What would have happened had Blackbird performed better? The momentum behind the World Wide Web would have ensured the eventual death of Blackbird, but Microsoft would have been further behind in the web server and web browser market. In retrospect, the slowness of Blackbird was the best possible thing for the company, because it enabled an earlier move to HTTP.

According to Anders – and bear in mind that he now works for a competitor – the tendency to over-complicate its software is one of Microsoft’s biggest problems. The projects that work best tend to be those which simplify what already exists, rather than those which make it more complex. Thus, the success of C# and the .NET Framework came about because of its ease of use in comparison to C++ and MFC. Anders recalls the 2000 PDC, when C# and the .NET Framework was introduced to the world, as a great success. By contrast, at the Longhorn PDC in 2003 Microsoft introduced new technology that was not fully thought-through. These were the “three pillars of Longhorn”: Avalon (now Windows Presentation Foundation), Indigo (now Windows Communication Foundation) and WinFS (now scrapped). Although WPF and WCF have been shipped, they are not in any sense pillars of Windows Vista, which is largely native code. The Longhorn Alpha that was given to PDC attendees (I still have my copy somewhere) was worked on for another year, and then much of the code was scrapped in favour of a conservative upgrade from Windows 2003 – the famous reset that became Windows Vista. Like Blackbird, the original Longhorn had performance issues. I put it to Anders that the failure of Longhorn cost Microsoft two years of momentum; he replied that it was even more than that.

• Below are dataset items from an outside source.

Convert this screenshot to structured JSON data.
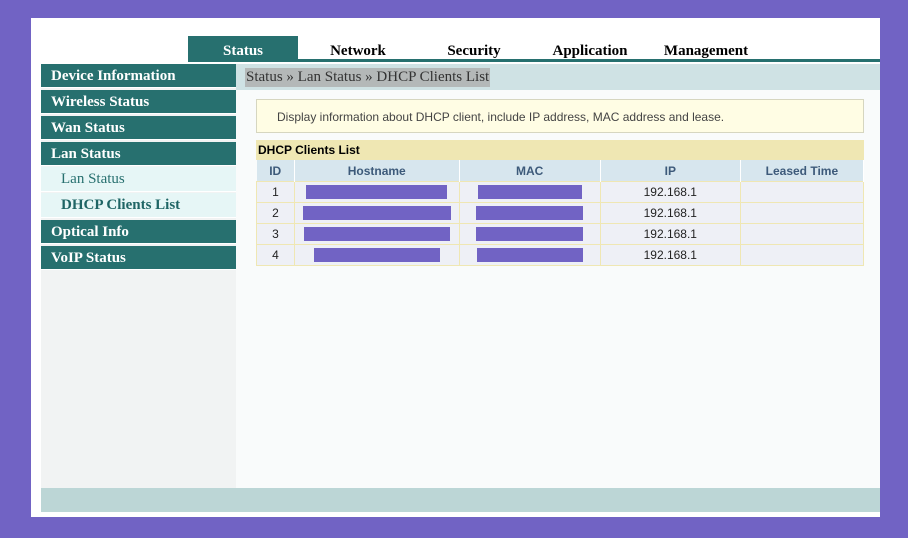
{
  "colors": {
    "frame_bg": "#7163c4",
    "teal": "#27706f",
    "redaction": "#7163c4"
  },
  "topnav": {
    "tabs": [
      {
        "label": "Status",
        "active": true
      },
      {
        "label": "Network",
        "active": false
      },
      {
        "label": "Security",
        "active": false
      },
      {
        "label": "Application",
        "active": false
      },
      {
        "label": "Management",
        "active": false
      }
    ]
  },
  "sidebar": {
    "items": [
      {
        "label": "Device Information"
      },
      {
        "label": "Wireless Status"
      },
      {
        "label": "Wan Status"
      },
      {
        "label": "Lan Status"
      },
      {
        "label": "Lan Status"
      },
      {
        "label": "DHCP Clients List"
      },
      {
        "label": "Optical Info"
      },
      {
        "label": "VoIP Status"
      }
    ]
  },
  "content": {
    "breadcrumb": "Status » Lan Status » DHCP Clients List",
    "info_text": "Display information about DHCP client, include IP address, MAC address and lease.",
    "list_title": "DHCP Clients List",
    "table": {
      "headers": [
        "ID",
        "Hostname",
        "MAC",
        "IP",
        "Leased Time"
      ],
      "rows": [
        {
          "id": "1",
          "hostname": "[redacted]",
          "mac": "[redacted]",
          "ip": "192.168.1",
          "leased": ""
        },
        {
          "id": "2",
          "hostname": "[redacted]",
          "mac": "[redacted]",
          "ip": "192.168.1",
          "leased": ""
        },
        {
          "id": "3",
          "hostname": "[redacted]",
          "mac": "[redacted]",
          "ip": "192.168.1",
          "leased": ""
        },
        {
          "id": "4",
          "hostname": "[redacted]",
          "mac": "[redacted]",
          "ip": "192.168.1",
          "leased": ""
        }
      ]
    }
  }
}
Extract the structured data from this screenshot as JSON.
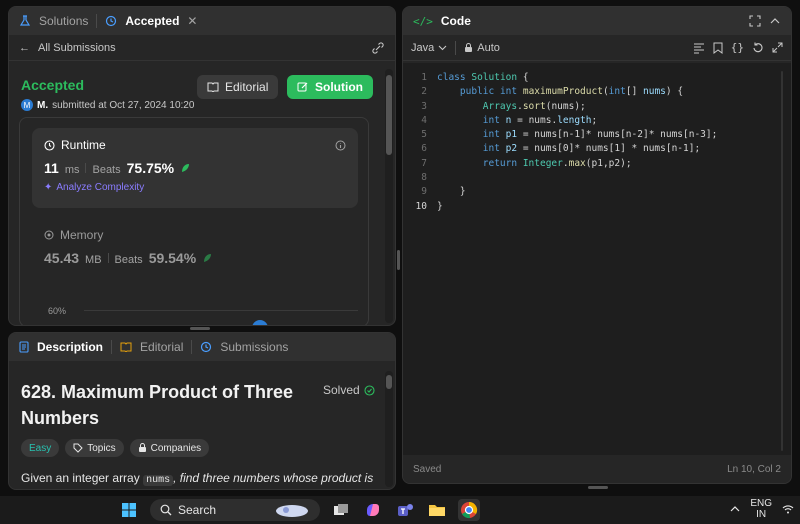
{
  "submission_panel": {
    "tab_solutions": "Solutions",
    "tab_accepted": "Accepted",
    "back_label": "All Submissions",
    "status": "Accepted",
    "avatar_letter": "M",
    "user": "M.",
    "submitted_at": "submitted at Oct 27, 2024 10:20",
    "editorial_button": "Editorial",
    "solution_button": "Solution",
    "runtime_label": "Runtime",
    "runtime_value": "11",
    "runtime_unit": "ms",
    "beats_label": "Beats",
    "runtime_beats": "75.75%",
    "analyze_label": "Analyze Complexity",
    "memory_label": "Memory",
    "memory_value": "45.43",
    "memory_unit": "MB",
    "memory_beats": "59.54%",
    "chart_tick": "60%"
  },
  "description_panel": {
    "tab_description": "Description",
    "tab_editorial": "Editorial",
    "tab_submissions": "Submissions",
    "title": "628. Maximum Product of Three Numbers",
    "solved": "Solved",
    "tag_easy": "Easy",
    "tag_topics": "Topics",
    "tag_companies": "Companies",
    "text_before": "Given an integer array",
    "text_code": "nums",
    "text_after": ", find three numbers whose product is"
  },
  "code_panel": {
    "title": "Code",
    "language": "Java",
    "mode": "Auto",
    "status_left": "Saved",
    "status_right": "Ln 10, Col 2",
    "lines": [
      "1",
      "2",
      "3",
      "4",
      "5",
      "6",
      "7",
      "8",
      "9",
      "10"
    ]
  },
  "taskbar": {
    "search_label": "Search",
    "lang_top": "ENG",
    "lang_bottom": "IN"
  },
  "colors": {
    "accent_green": "#2cbb5d",
    "link_blue": "#2b7cd3",
    "analyze_purple": "#8a7cff"
  }
}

When Anders was working on ASP.NET he says there was always an element of disapproval from others at Microsoft who wanted to tie users more closely to Windows. Although ASP.NET runs on Windows, it supports cross-platform browser clients. There are parallels today with what the Silverlight team is doing. Silverlight is the right direction for Microsoft, but not everyone will like the idea of a rich cross-platform client and the Silverlight team may be under that same kind of pressure. Of course Anders would say that, because he now works on Flash, but I suspect there is truth in it. Microsoft does at times lurch back into Windows-only mode, as it is did when it ceased development of Windows Media Player for the Mac. That was an extraordinary decision when you consider the wider context of the multimedia and DRM wars. With Silverlight Microsoft is once again on the cross-platform track, not just for multimedia but for .NET code. It seems to be serious about it, but it will take a lot to convince long-term Microsoft watchers that cross-platform Silverlight will endure. Personally I hope it stays the course; competition is good.